Puppies need socialization
Young puppies need to be exposed to a variety of experiences—peoples, places, other animals, and stimuli. You should introduce your puppy to all the situations you expect he/she will encounter. Are you prepared to have company in the house to allow your puppy to become familiar with friends and extended family? Are you willing to take your puppy on play dates with other dogs? Will you introduce him/her to a variety of outdoor activities, such as walks in the woods, strolls along the beach/boardwalk, and trips to the dog park? Will you let him/her smell the outdoors and enjoy the sounds of nature, and be willing to create a stimulating home environment when weather prohibits you from going outdoors? Your puppy’s social development is important to nurturing a happy and healthy pet.
It can be expensive
Your puppy will need all the paraphernalia of a new pet: a cosy pet bed and blankets, a pet crate for travelling in the car, toys and balls to play with, collar and leash for walks, and nutritional food several times a day. As your puppy grows, it is important to consultant a veterinarian about his/her changing dietary and nutritional needs. Your new puppy will also require veterinary care, which includes: vaccines, preventative medications, wellness exams, microchip, and spay or neuter surgery. You must be prepared to care for your pet throughout his/her lifespan. Options for health insurance for your pet may help, should your dog become ill or experience trauma.
You may need a trainer
Unless you are very experienced at training and socializing dogs, you may want to consider hiring a professional. The time and expense invested in helping your puppy to grow up to be a happy, well-behaved, and well-adjusted family member are worth it. Do some research and be sure to find an individual or school with a good reputation. Avoid hiring anyone using cruel methods to train your puppy. Ask question and go by recommendations.

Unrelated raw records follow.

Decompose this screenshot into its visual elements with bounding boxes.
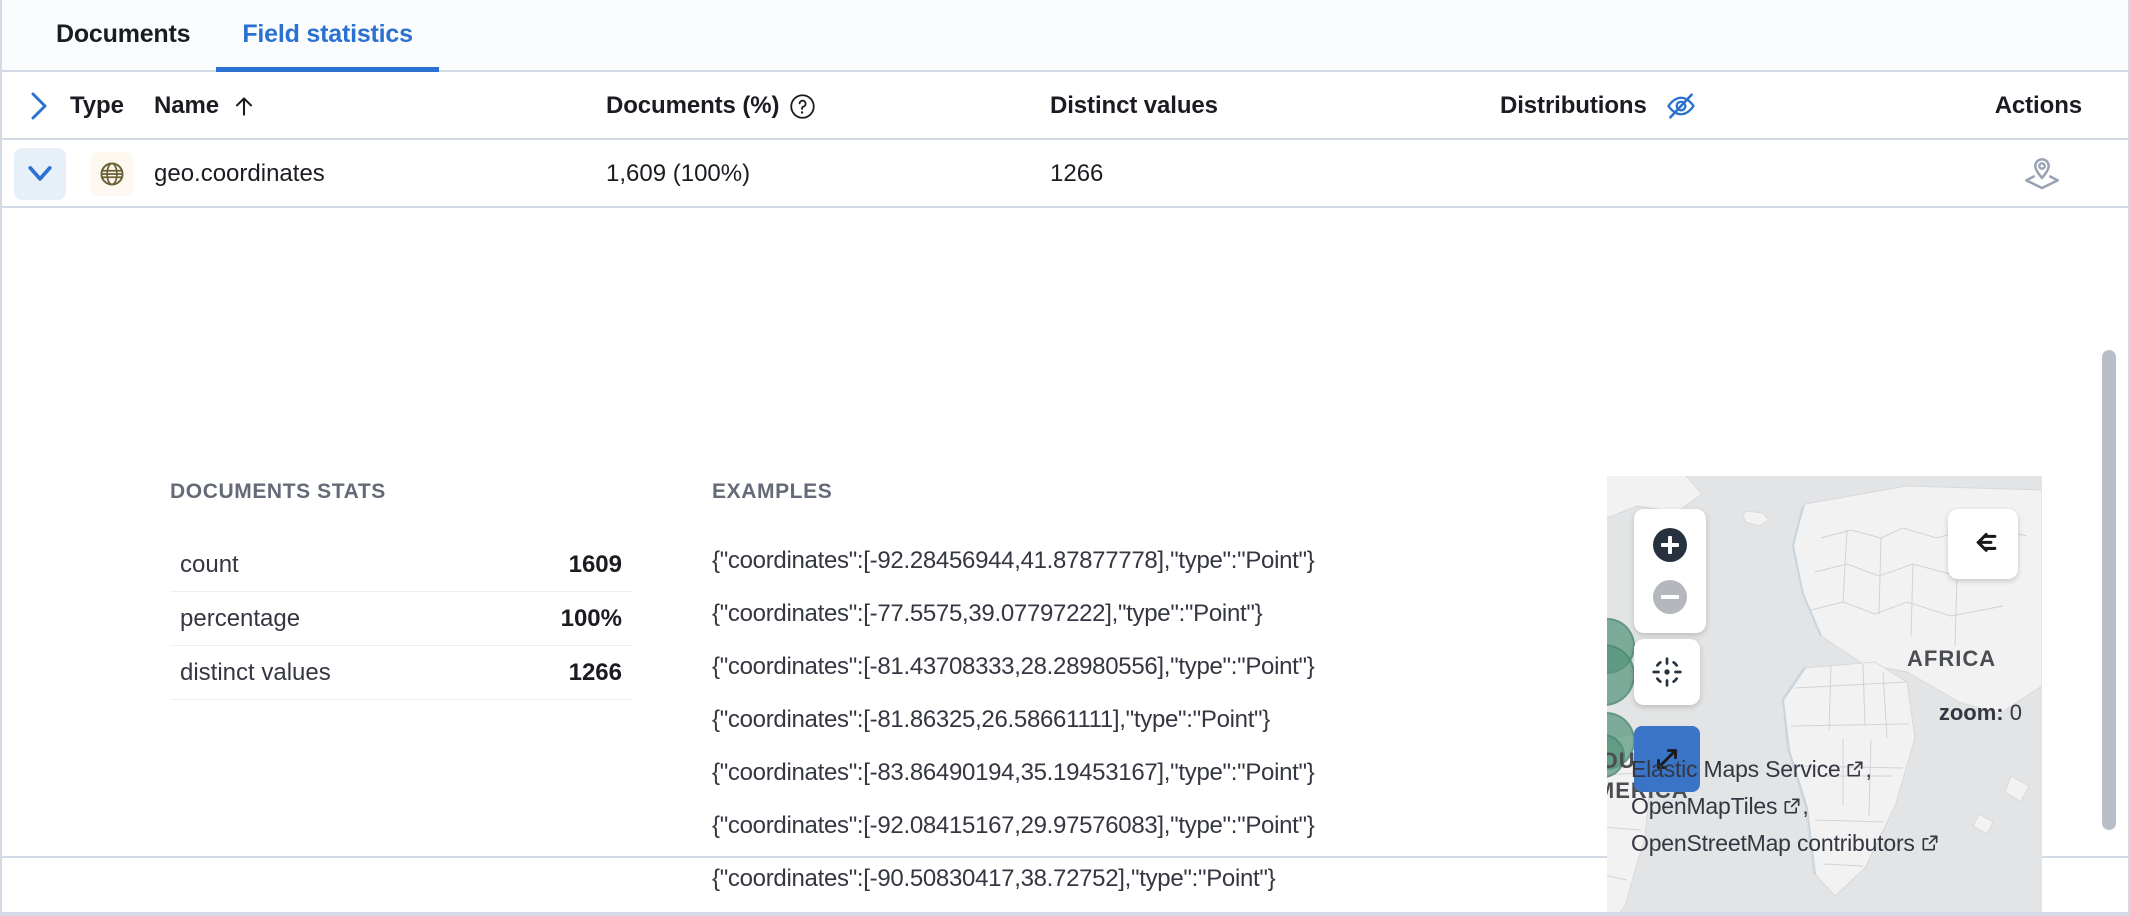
toggle-legend-icon bbox=[1976, 532, 1997, 552]
examples-list: {"coordinates":[-92.28456944,41.87877778… bbox=[712, 534, 1542, 912]
column-header-actions-label: Actions bbox=[1994, 92, 2082, 119]
arrow-up-icon bbox=[235, 97, 253, 116]
map-pin-layers-icon[interactable] bbox=[2022, 154, 2062, 194]
column-header-distinct-values[interactable]: Distinct values bbox=[1050, 72, 1218, 140]
map-attribution: Elastic Maps Service , OpenMapTiles , Op… bbox=[1631, 751, 2042, 862]
geo-map[interactable]: AFRICA SOUTH AMERICA bbox=[1607, 476, 2042, 912]
column-header-distinct-values-label: Distinct values bbox=[1050, 92, 1218, 119]
tab-documents[interactable]: Documents bbox=[30, 0, 216, 70]
external-link-icon bbox=[1847, 761, 1863, 777]
map-zoom-level: zoom: 0 bbox=[1939, 700, 2022, 726]
column-header-name[interactable]: Name bbox=[154, 72, 257, 140]
stat-row-distinct-values: distinct values 1266 bbox=[170, 646, 632, 700]
attribution-label: OpenMapTiles bbox=[1631, 793, 1778, 819]
field-table-header: Type Name Documents (%) Distinct values … bbox=[2, 72, 2128, 140]
external-link-icon bbox=[1922, 835, 1938, 851]
column-header-actions: Actions bbox=[1995, 72, 2082, 140]
fullscreen-expand-icon bbox=[1657, 749, 1677, 769]
chevron-down-icon bbox=[28, 166, 52, 181]
stat-label: percentage bbox=[180, 604, 301, 632]
minus-icon bbox=[1653, 580, 1687, 614]
examples-section: Examples {"coordinates":[-92.28456944,41… bbox=[712, 480, 1542, 912]
row-documents-value: 1,609 (100%) bbox=[606, 160, 751, 187]
stat-label: count bbox=[180, 550, 239, 578]
tab-field-statistics[interactable]: Field statistics bbox=[216, 0, 440, 72]
attribution-separator: , bbox=[1802, 793, 1809, 819]
column-header-distributions-label: Distributions bbox=[1500, 92, 1647, 119]
external-link-icon bbox=[1784, 798, 1800, 814]
plus-icon bbox=[1653, 528, 1687, 562]
question-in-circle-icon[interactable] bbox=[789, 93, 816, 120]
map-zoom-out-button[interactable] bbox=[1644, 571, 1696, 623]
list-item: {"coordinates":[-81.86325,26.58661111],"… bbox=[712, 706, 1270, 733]
vertical-scrollbar[interactable] bbox=[2102, 350, 2116, 830]
map-fit-to-bounds-button[interactable] bbox=[1634, 639, 1700, 705]
attribution-label: OpenStreetMap contributors bbox=[1631, 830, 1915, 856]
map-expand-button[interactable] bbox=[1634, 726, 1700, 792]
crosshair-icon bbox=[1652, 657, 1682, 687]
expand-row-button[interactable] bbox=[14, 148, 66, 200]
row-expand-cell bbox=[10, 140, 70, 208]
map-zoom-in-button[interactable] bbox=[1644, 519, 1696, 571]
documents-stats-title: Documents stats bbox=[170, 480, 386, 503]
globe-icon bbox=[90, 152, 134, 196]
attribution-link-openstreetmap-contributors[interactable]: OpenStreetMap contributors bbox=[1631, 830, 1940, 856]
column-header-name-label: Name bbox=[154, 92, 219, 119]
list-item: {"coordinates":[-83.86490194,35.19453167… bbox=[712, 759, 1315, 786]
attribution-separator: , bbox=[1865, 756, 1872, 782]
field-detail-panel: Documents stats count 1609 percentage 10… bbox=[2, 208, 2128, 912]
column-header-documents-label: Documents (%) bbox=[606, 92, 780, 119]
list-item: {"coordinates":[-90.50830417,38.72752],"… bbox=[712, 865, 1276, 892]
map-legend-toggle-button[interactable] bbox=[1948, 509, 2018, 579]
attribution-link-openmaptiles[interactable]: OpenMapTiles bbox=[1631, 793, 1802, 819]
documents-stats-table: count 1609 percentage 100% distinct valu… bbox=[170, 538, 632, 700]
row-field-name[interactable]: geo.coordinates bbox=[154, 140, 325, 208]
list-item: {"coordinates":[-77.5575,39.07797222],"t… bbox=[712, 600, 1263, 627]
eye-closed-icon[interactable] bbox=[1665, 90, 1697, 122]
row-actions-cell bbox=[1992, 140, 2092, 208]
column-header-documents[interactable]: Documents (%) bbox=[606, 72, 816, 140]
documents-stats-section: Documents stats count 1609 percentage 10… bbox=[170, 480, 632, 700]
tab-bar: Documents Field statistics bbox=[2, 0, 2128, 72]
map-zoom-level-value: 0 bbox=[2009, 700, 2022, 725]
map-zoom-controls bbox=[1634, 509, 1706, 633]
column-header-type[interactable]: Type bbox=[70, 72, 124, 140]
list-item: {"coordinates":[-92.28456944,41.87877778… bbox=[712, 547, 1315, 574]
examples-title: Examples bbox=[712, 480, 833, 503]
column-header-distributions[interactable]: Distributions bbox=[1500, 72, 1697, 140]
list-item: {"coordinates":[-81.43708333,28.28980556… bbox=[712, 653, 1315, 680]
row-field-name-label: geo.coordinates bbox=[154, 160, 325, 187]
table-row: geo.coordinates 1,609 (100%) 1266 bbox=[2, 140, 2128, 208]
list-item: {"coordinates":[-156.7660019,71.2854475]… bbox=[712, 905, 1542, 912]
attribution-label: Elastic Maps Service bbox=[1631, 756, 1841, 782]
stat-row-percentage: percentage 100% bbox=[170, 592, 632, 646]
stat-row-count: count 1609 bbox=[170, 538, 632, 592]
stat-value: 1609 bbox=[568, 550, 622, 578]
list-item: {"coordinates":[-92.08415167,29.97576083… bbox=[712, 812, 1315, 839]
attribution-link-elastic-maps-service[interactable]: Elastic Maps Service bbox=[1631, 756, 1865, 782]
column-header-type-label: Type bbox=[70, 92, 124, 119]
map-zoom-level-label: zoom: bbox=[1938, 700, 2004, 725]
row-type-cell bbox=[82, 140, 142, 208]
stat-label: distinct values bbox=[180, 658, 331, 686]
stat-value: 100% bbox=[560, 604, 622, 632]
row-distinct-values: 1266 bbox=[1050, 160, 1104, 187]
chevron-right-icon bbox=[31, 92, 47, 120]
expand-all-column-toggle[interactable] bbox=[20, 72, 60, 140]
stat-value: 1266 bbox=[568, 658, 622, 686]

Are you ready and prepared for the responsibility?
Adopting a new puppy is a big responsibly and it requires a lot of thought. Are you prepared to get up early in the morning for feedings? Will you go for walks with your pup several times a day? Can you provide the love needed throughout his/her lifespan, even when your pet becomes older? Too many pets are surrendered to shelters when they are no longer tiny and cute, causing a lot of distress to the animal unable to understand why he/she was abandoned.
When you are ready to welcome an adorable puppy into your home and family, give him/her lots of love and you will be rewarded with a loyal companion for life.